In 2000, the EU set a deadline of December 2009 for Member States to file their national water management policies on the implementation of the Directive. However, the Maltese government had failed to meet the deadline.

“I want to know what guarantees the Commission can give Maltese citizens that they will not lose their only source of natural groundwater because of their government’s failure to keep to EU law,” Scicluna concluded his PQ.

Government reaction
In a terse reply issued in the evening, Resources and Rural Affairs’ Minister George Pullicino accused the Labour MEP of “not knowing what is happening in Malta or else wanting to damage the process that the government has already started”.

In his statement, Pullicino claimed that the Government had taken “three concrete measures” to control the groundwater supply.

The first measure included the continuation of the registration process for spieri and boreholes that there were in Malta, which showed that there were around 8,000 boreholes registered.
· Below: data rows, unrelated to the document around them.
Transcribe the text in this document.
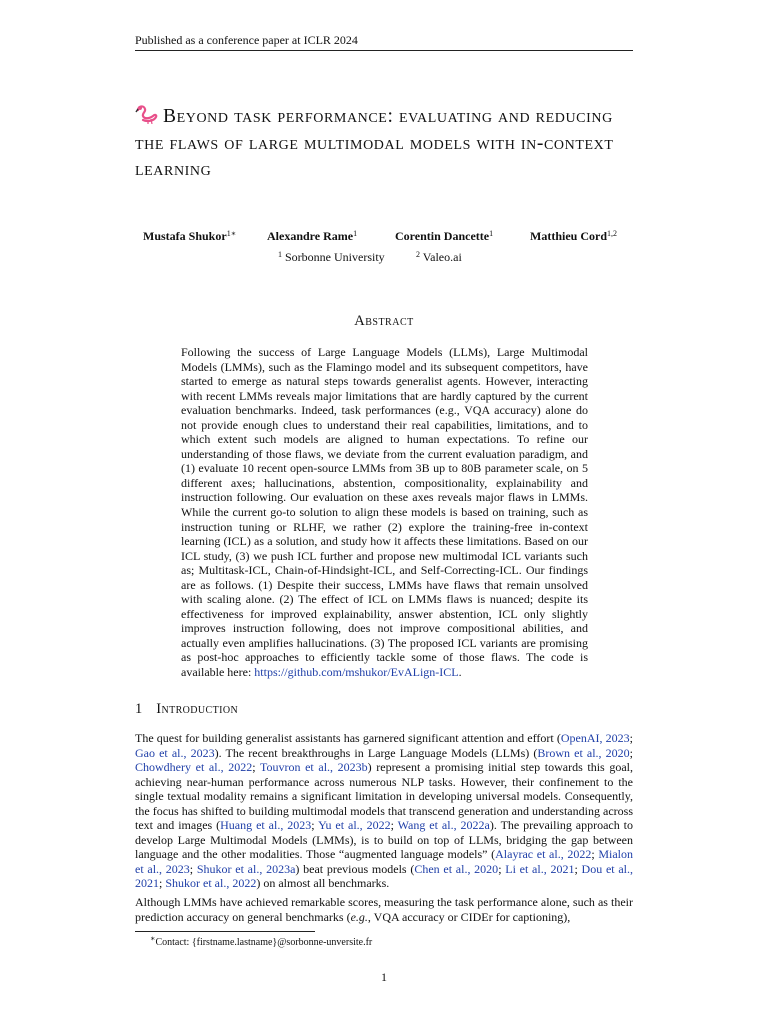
Published as a conference paper at ICLR 2024
Beyond task performance: evaluating and reducing the flaws of large multimodal models with in-context learning
Mustafa Shukor$^{1∗}$	Alexandre Rame$^1$	Corentin Dancette$^1$	Matthieu Cord$^{1,2}$
$^1$ Sorbonne University	$^2$ Valeo.ai
Abstract
Following the success of Large Language Models (LLMs), Large Multimodal Models (LMMs), such as the Flamingo model and its subsequent competitors, have started to emerge as natural steps towards generalist agents. However, interacting with recent LMMs reveals major limitations that are hardly captured by the current evaluation benchmarks. Indeed, task performances (e.g., VQA accuracy) alone do not provide enough clues to understand their real capabilities, limitations, and to which extent such models are aligned to human expectations. To refine our understanding of those flaws, we deviate from the current evaluation paradigm, and (1) evaluate 10 recent open-source LMMs from 3B up to 80B parameter scale, on 5 different axes; hallucinations, abstention, compositionality, explainability and instruction following. Our evaluation on these axes reveals major flaws in LMMs. While the current go-to solution to align these models is based on training, such as instruction tuning or RLHF, we rather (2) explore the training-free in-context learning (ICL) as a solution, and study how it affects these limitations. Based on our ICL study, (3) we push ICL further and propose new multimodal ICL variants such as; Multitask-ICL, Chain-of-Hindsight-ICL, and Self-Correcting-ICL. Our findings are as follows. (1) Despite their success, LMMs have flaws that remain unsolved with scaling alone. (2) The effect of ICL on LMMs flaws is nuanced; despite its effectiveness for improved explainability, answer abstention, ICL only slightly improves instruction following, does not improve compositional abilities, and actually even amplifies hallucinations. (3) The proposed ICL variants are promising as post-hoc approaches to efficiently tackle some of those flaws. The code is available here: https://github.com/mshukor/EvALign-ICL.
1 Introduction
The quest for building generalist assistants has garnered significant attention and effort (OpenAI, 2023; Gao et al., 2023). The recent breakthroughs in Large Language Models (LLMs) (Brown et al., 2020; Chowdhery et al., 2022; Touvron et al., 2023b) represent a promising initial step towards this goal, achieving near-human performance across numerous NLP tasks. However, their confinement to the single textual modality remains a significant limitation in developing universal models. Consequently, the focus has shifted to building multimodal models that transcend generation and understanding across text and images (Huang et al., 2023; Yu et al., 2022; Wang et al., 2022a). The prevailing approach to develop Large Multimodal Models (LMMs), is to build on top of LLMs, bridging the gap between language and the other modalities. Those “augmented language models” (Alayrac et al., 2022; Mialon et al., 2023; Shukor et al., 2023a) beat previous models (Chen et al., 2020; Li et al., 2021; Dou et al., 2021; Shukor et al., 2022) on almost all benchmarks.
Although LMMs have achieved remarkable scores, measuring the task performance alone, such as their prediction accuracy on general benchmarks (e.g., VQA accuracy or CIDEr for captioning),
∗Contact: {firstname.lastname}@sorbonne-unversite.fr
1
The second measure was the obligation of all those who supply water with bowsers to have a special MRA licence so that they could continue supplying water as well as the installation of a tracking system on each registered bowser to enable verification of from where was water being extracted and where it was being taken.

The final measure was the enactment of Legal Notice 241 which obliges all those who have a borehole to install a meter except in “exceptional case”.

The installation of this meter would require payment of a fee, except in the case of farmers, where EU funds will be used to make their payments.